Chemicals, Trifluoperazine, non-antibiotic broad-spectrum bactericide, were procured from GlaxoSmithKline Karachi, Pakistan. Filter paper discs were prepared from Whatman^® filter paper (Cole-Parmer, USA) and impregnated with the following potencies: Trifluoperazine (25, 50, 75, 100, 150 and 200 µg). Sulpha/trimethoprim was used as a control drug. Different dilutions of non-antibiotic agents were prepared and kept at -20°C until used.
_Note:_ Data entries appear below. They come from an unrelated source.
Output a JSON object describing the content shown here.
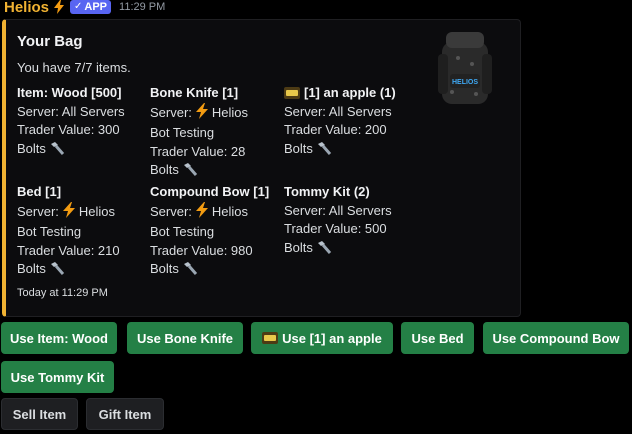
{
  "message": {
    "bot_name": "Helios",
    "badge": "APP",
    "time": "11:29 PM"
  },
  "embed": {
    "accent_color": "#f0b232",
    "title": "Your Bag",
    "description": "You have 7/7 items.",
    "thumbnail_text": "HELIOS",
    "footer": "Today at 11:29 PM",
    "fields": [
      {
        "name": "Item: Wood [500]",
        "server": "Server: All Servers",
        "trader": "Trader Value: 300",
        "bolts": "Bolts"
      },
      {
        "name": "Bone Knife [1]",
        "server_prefix": "Server:",
        "server_name": "Helios",
        "server_tail": "Bot Testing",
        "trader": "Trader Value: 28",
        "bolts": "Bolts"
      },
      {
        "name": "[1] an apple (1)",
        "server": "Server: All Servers",
        "trader": "Trader Value: 200",
        "bolts": "Bolts"
      },
      {
        "name": "Bed [1]",
        "server_prefix": "Server:",
        "server_name": "Helios",
        "server_tail": "Bot Testing",
        "trader": "Trader Value: 210",
        "bolts": "Bolts"
      },
      {
        "name": "Compound Bow [1]",
        "server_prefix": "Server:",
        "server_name": "Helios",
        "server_tail": "Bot Testing",
        "trader": "Trader Value: 980",
        "bolts": "Bolts"
      },
      {
        "name": "Tommy Kit (2)",
        "server": "Server: All Servers",
        "trader": "Trader Value: 500",
        "bolts": "Bolts"
      }
    ]
  },
  "buttons": {
    "use_wood": "Use Item: Wood",
    "use_bone_knife": "Use Bone Knife",
    "use_apple": "Use [1] an apple",
    "use_bed": "Use Bed",
    "use_compound_bow": "Use Compound Bow",
    "use_tommy_kit": "Use Tommy Kit",
    "sell_item": "Sell Item",
    "gift_item": "Gift Item"
  },
  "icons": {
    "lightning": "lightning-bolt-icon",
    "bolts": "bolts-screw-icon",
    "apple": "battle-pass-icon",
    "check": "check-icon"
  }
}
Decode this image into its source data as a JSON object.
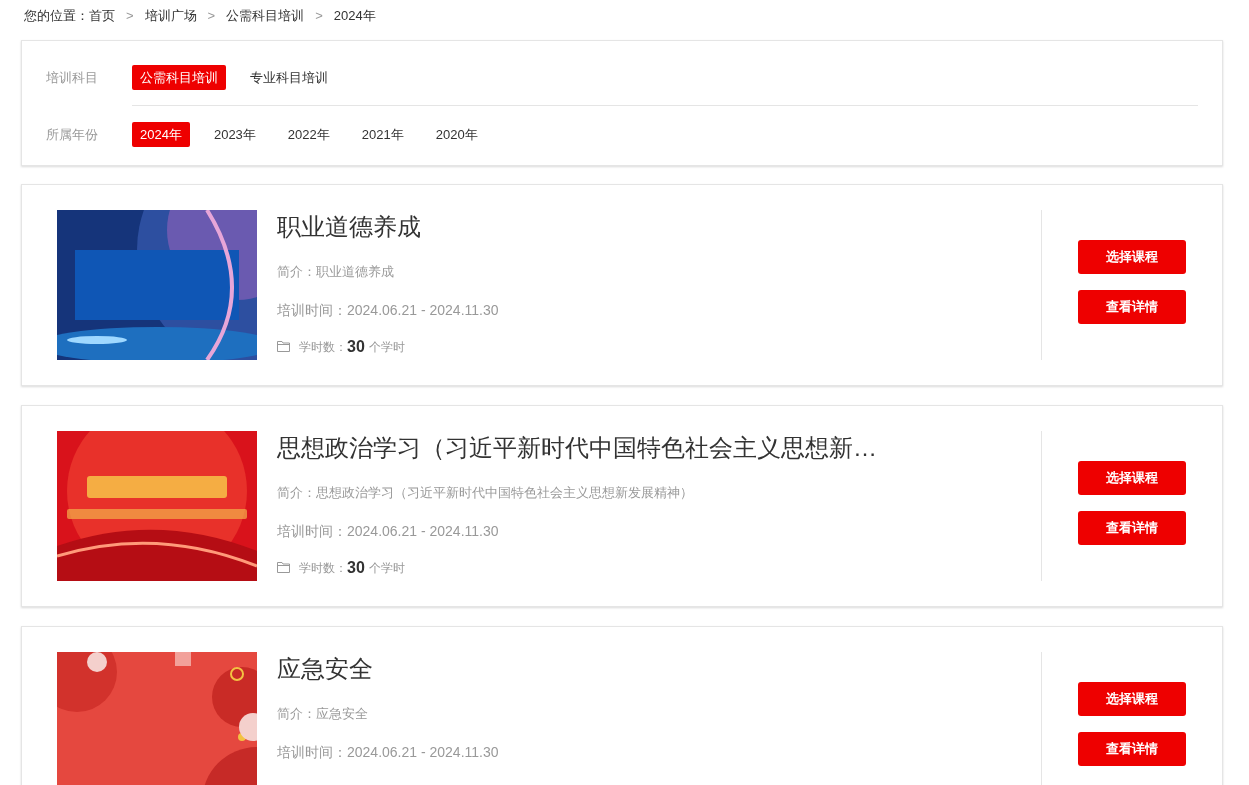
{
  "breadcrumb": {
    "prefix": "您的位置：",
    "items": [
      {
        "kind": "link",
        "text": "首页"
      },
      {
        "kind": "separator",
        "text": ">"
      },
      {
        "kind": "link",
        "text": "培训广场"
      },
      {
        "kind": "separator",
        "text": ">"
      },
      {
        "kind": "link",
        "text": "公需科目培训"
      },
      {
        "kind": "separator",
        "text": ">"
      },
      {
        "kind": "current",
        "text": "2024年"
      }
    ]
  },
  "filters": [
    {
      "label": "培训科目",
      "options": [
        {
          "text": "公需科目培训",
          "selected": true
        },
        {
          "text": "专业科目培训",
          "selected": false
        }
      ]
    },
    {
      "label": "所属年份",
      "options": [
        {
          "text": "2024年",
          "selected": true
        },
        {
          "text": "2023年",
          "selected": false
        },
        {
          "text": "2022年",
          "selected": false
        },
        {
          "text": "2021年",
          "selected": false
        },
        {
          "text": "2020年",
          "selected": false
        }
      ]
    }
  ],
  "courses": [
    {
      "thumbnail": {
        "kind": "picture"
      },
      "title": "职业道德养成",
      "intro": "简介：职业道德养成",
      "period": "培训时间：2024.06.21 - 2024.11.30",
      "hours_label": "学时数：",
      "hours": "30",
      "hours_unit": "个学时",
      "buttons": [
        "选择课程",
        "查看详情"
      ]
    },
    {
      "thumbnail": {
        "kind": "picture"
      },
      "title": "思想政治学习（习近平新时代中国特色社会主义思想新…",
      "intro": "简介：思想政治学习（习近平新时代中国特色社会主义思想新发展精神）",
      "period": "培训时间：2024.06.21 - 2024.11.30",
      "hours_label": "学时数：",
      "hours": "30",
      "hours_unit": "个学时",
      "buttons": [
        "选择课程",
        "查看详情"
      ]
    },
    {
      "thumbnail": {
        "kind": "picture"
      },
      "title": "应急安全",
      "intro": "简介：应急安全",
      "period": "培训时间：2024.06.21 - 2024.11.30",
      "buttons": [
        "选择课程",
        "查看详情"
      ]
    }
  ]
}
Bacteria, Purified isolates of Methicillin Resistant S. aureus, E. coli and P. aeruginosa were used as test organisms, while S. aureus ATCC were used as a control. Media, Mueller-Hinton agar medium was used, (NCCLS, 1994b). 2.5% NaCl was added to the medium for MRSA.
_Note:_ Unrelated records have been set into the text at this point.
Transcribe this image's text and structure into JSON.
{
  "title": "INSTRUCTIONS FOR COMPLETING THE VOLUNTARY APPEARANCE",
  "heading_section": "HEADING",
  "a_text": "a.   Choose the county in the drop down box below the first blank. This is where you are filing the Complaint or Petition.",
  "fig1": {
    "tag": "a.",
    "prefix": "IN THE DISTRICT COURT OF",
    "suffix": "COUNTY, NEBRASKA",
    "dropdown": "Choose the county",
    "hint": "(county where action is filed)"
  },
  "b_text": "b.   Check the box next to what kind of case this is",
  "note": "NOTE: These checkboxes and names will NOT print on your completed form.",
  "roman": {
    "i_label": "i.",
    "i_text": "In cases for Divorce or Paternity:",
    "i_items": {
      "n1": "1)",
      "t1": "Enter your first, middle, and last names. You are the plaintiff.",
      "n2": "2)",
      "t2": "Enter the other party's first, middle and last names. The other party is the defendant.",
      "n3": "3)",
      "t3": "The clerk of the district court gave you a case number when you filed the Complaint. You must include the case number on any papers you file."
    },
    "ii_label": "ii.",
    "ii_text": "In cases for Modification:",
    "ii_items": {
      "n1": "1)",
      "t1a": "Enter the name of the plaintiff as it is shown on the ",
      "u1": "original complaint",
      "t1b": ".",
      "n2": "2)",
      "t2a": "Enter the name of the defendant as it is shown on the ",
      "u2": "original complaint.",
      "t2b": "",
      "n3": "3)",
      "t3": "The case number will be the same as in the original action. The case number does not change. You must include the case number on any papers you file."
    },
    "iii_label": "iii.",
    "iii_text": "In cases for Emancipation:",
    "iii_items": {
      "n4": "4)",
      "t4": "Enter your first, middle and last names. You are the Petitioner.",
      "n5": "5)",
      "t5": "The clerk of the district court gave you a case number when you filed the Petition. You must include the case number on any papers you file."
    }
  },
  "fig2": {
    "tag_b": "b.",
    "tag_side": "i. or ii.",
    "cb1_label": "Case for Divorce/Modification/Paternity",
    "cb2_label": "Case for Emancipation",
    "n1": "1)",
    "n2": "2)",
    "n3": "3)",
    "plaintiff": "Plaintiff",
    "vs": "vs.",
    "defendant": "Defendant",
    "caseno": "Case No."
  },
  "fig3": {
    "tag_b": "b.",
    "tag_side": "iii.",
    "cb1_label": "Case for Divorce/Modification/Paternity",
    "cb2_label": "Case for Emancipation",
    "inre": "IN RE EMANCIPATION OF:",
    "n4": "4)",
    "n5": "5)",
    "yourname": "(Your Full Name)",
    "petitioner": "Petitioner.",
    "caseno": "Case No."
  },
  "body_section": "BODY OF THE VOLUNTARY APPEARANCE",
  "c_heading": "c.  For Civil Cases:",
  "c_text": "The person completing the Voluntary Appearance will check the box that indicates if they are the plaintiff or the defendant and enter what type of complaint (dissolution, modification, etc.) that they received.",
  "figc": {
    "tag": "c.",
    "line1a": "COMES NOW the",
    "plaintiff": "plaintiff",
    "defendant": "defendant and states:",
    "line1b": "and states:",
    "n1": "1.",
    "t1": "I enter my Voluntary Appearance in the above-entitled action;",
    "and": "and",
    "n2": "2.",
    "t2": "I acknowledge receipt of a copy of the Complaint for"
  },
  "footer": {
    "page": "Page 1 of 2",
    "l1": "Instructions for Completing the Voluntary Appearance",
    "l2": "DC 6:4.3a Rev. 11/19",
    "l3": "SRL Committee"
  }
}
Preparation of inoculum for susceptibility test: Inoculum was prepared against each bacterial strain by picking 4-5 pure colonies from an overnight growth by sterile inoculation loop, suspended in normal saline and gentle dilution was done till the turbidity was compare visually to 0.5 McFarland turbidity standard with inoculums density approximately 10⁸ cfu/ml. For each organism, a sterile swab was dipped into its standardized cell suspension and inoculated the entire surface of Muller Hinton agar plate by streaking the swab in several directions to ensure a uniform growth. Several plates for each organism (Staphylococcus aureus (MRSA), Pseudomonas aeruginosa and E. coli) were incubated to ensure the growth. After drying the plates for 5-10 minutes (at room temperature) are placed in incubator at 35-37°C for 28 hours. The center of a plain filter paper disc was pierced with a sterile disposable syringe needle and held upright with the disc above. Micro-dispenser was used to discharge non-antibiotic till the disc was thoroughly soaked. The disc was then stamped on the surface of Mueller-Hinton agar medium. Changing the tips of micro-dispenser and needles, the process was repeated. All the discs were kept at the same distance from the edge of the plate and from each other.
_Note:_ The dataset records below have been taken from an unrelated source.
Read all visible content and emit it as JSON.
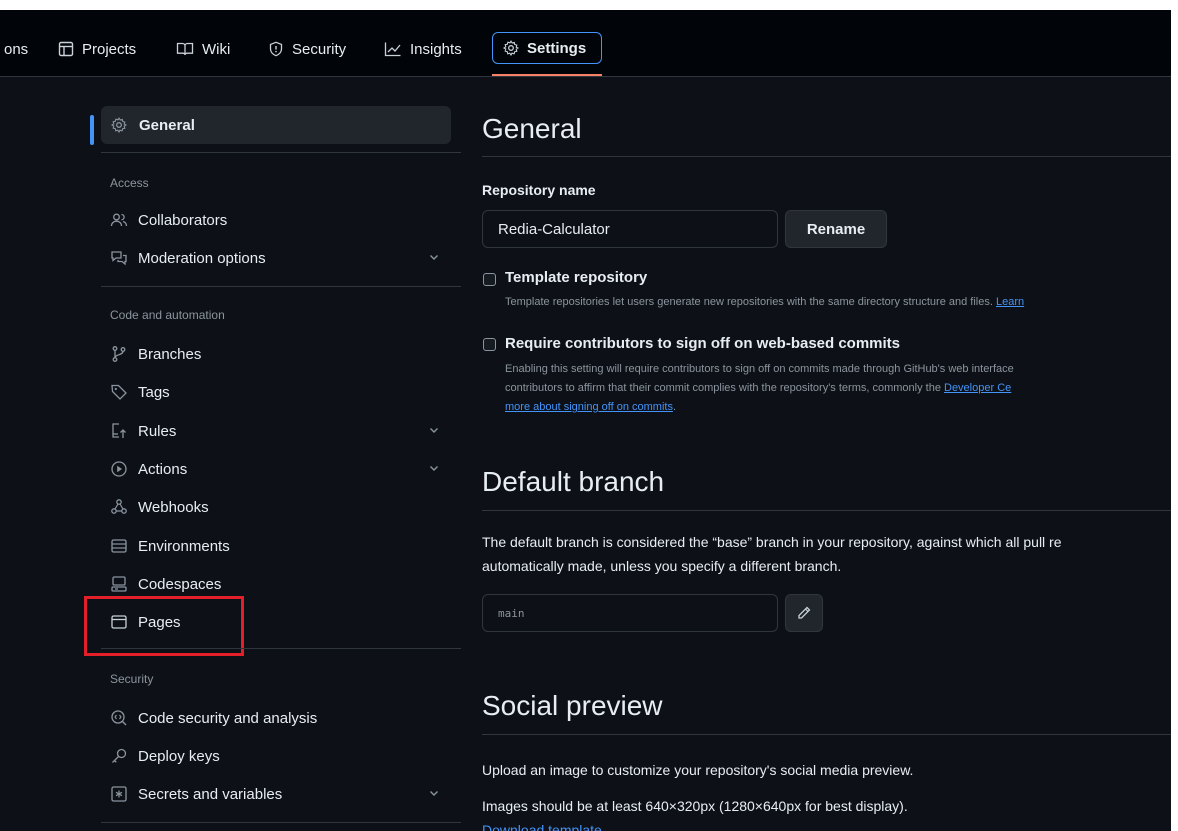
{
  "nav": {
    "tabs": [
      {
        "label": "ons",
        "icon": "none"
      },
      {
        "label": "Projects",
        "icon": "table-icon"
      },
      {
        "label": "Wiki",
        "icon": "book-icon"
      },
      {
        "label": "Security",
        "icon": "shield-icon"
      },
      {
        "label": "Insights",
        "icon": "graph-icon"
      },
      {
        "label": "Settings",
        "icon": "gear-icon",
        "active": true
      }
    ]
  },
  "sidebar": {
    "general": "General",
    "access_heading": "Access",
    "collaborators": "Collaborators",
    "moderation": "Moderation options",
    "code_heading": "Code and automation",
    "branches": "Branches",
    "tags": "Tags",
    "rules": "Rules",
    "actions": "Actions",
    "webhooks": "Webhooks",
    "environments": "Environments",
    "codespaces": "Codespaces",
    "pages": "Pages",
    "security_heading": "Security",
    "code_security": "Code security and analysis",
    "deploy_keys": "Deploy keys",
    "secrets": "Secrets and variables"
  },
  "main": {
    "general_title": "General",
    "repo_name_label": "Repository name",
    "repo_name_value": "Redia-Calculator",
    "rename_button": "Rename",
    "template_title": "Template repository",
    "template_desc": "Template repositories let users generate new repositories with the same directory structure and files.",
    "template_link": "Learn",
    "signoff_title": "Require contributors to sign off on web-based commits",
    "signoff_desc_1": "Enabling this setting will require contributors to sign off on commits made through GitHub's web interface",
    "signoff_desc_2": "contributors to affirm that their commit complies with the repository's terms, commonly the",
    "signoff_link_1": "Developer Ce",
    "signoff_link_2": "more about signing off on commits",
    "default_branch_title": "Default branch",
    "default_branch_desc_1": "The default branch is considered the “base” branch in your repository, against which all pull re",
    "default_branch_desc_2": "automatically made, unless you specify a different branch.",
    "branch_value": "main",
    "social_title": "Social preview",
    "social_desc_1": "Upload an image to customize your repository's social media preview.",
    "social_desc_2": "Images should be at least 640×320px (1280×640px for best display).",
    "download_template": "Download template"
  },
  "colors": {
    "background": "#0d1117",
    "accent": "#4493f8",
    "highlight_box": "#e3202a",
    "active_underline": "#f78166"
  }
}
Incubation of plates, the inoculated plates were incubated at 35°C for 18 hours. Then, after the inhibition zones were measured using Kirby Bauer ruler. Since, the size of the zones of inhibition in respect of the non-antibiotic do not exist in the available literature; the size of zones of inhibition were interpreted by referring to the zone diameter standards for sulpha/trimethoprim against the reference strain. The actual zones size has not been standardized as in the Kirby-Bauer method.

B) Determination of MICs of the non- antibiotic anti-bacterial agent against Staphylococcus aureus (MRSA), P. aeruginosa and coli.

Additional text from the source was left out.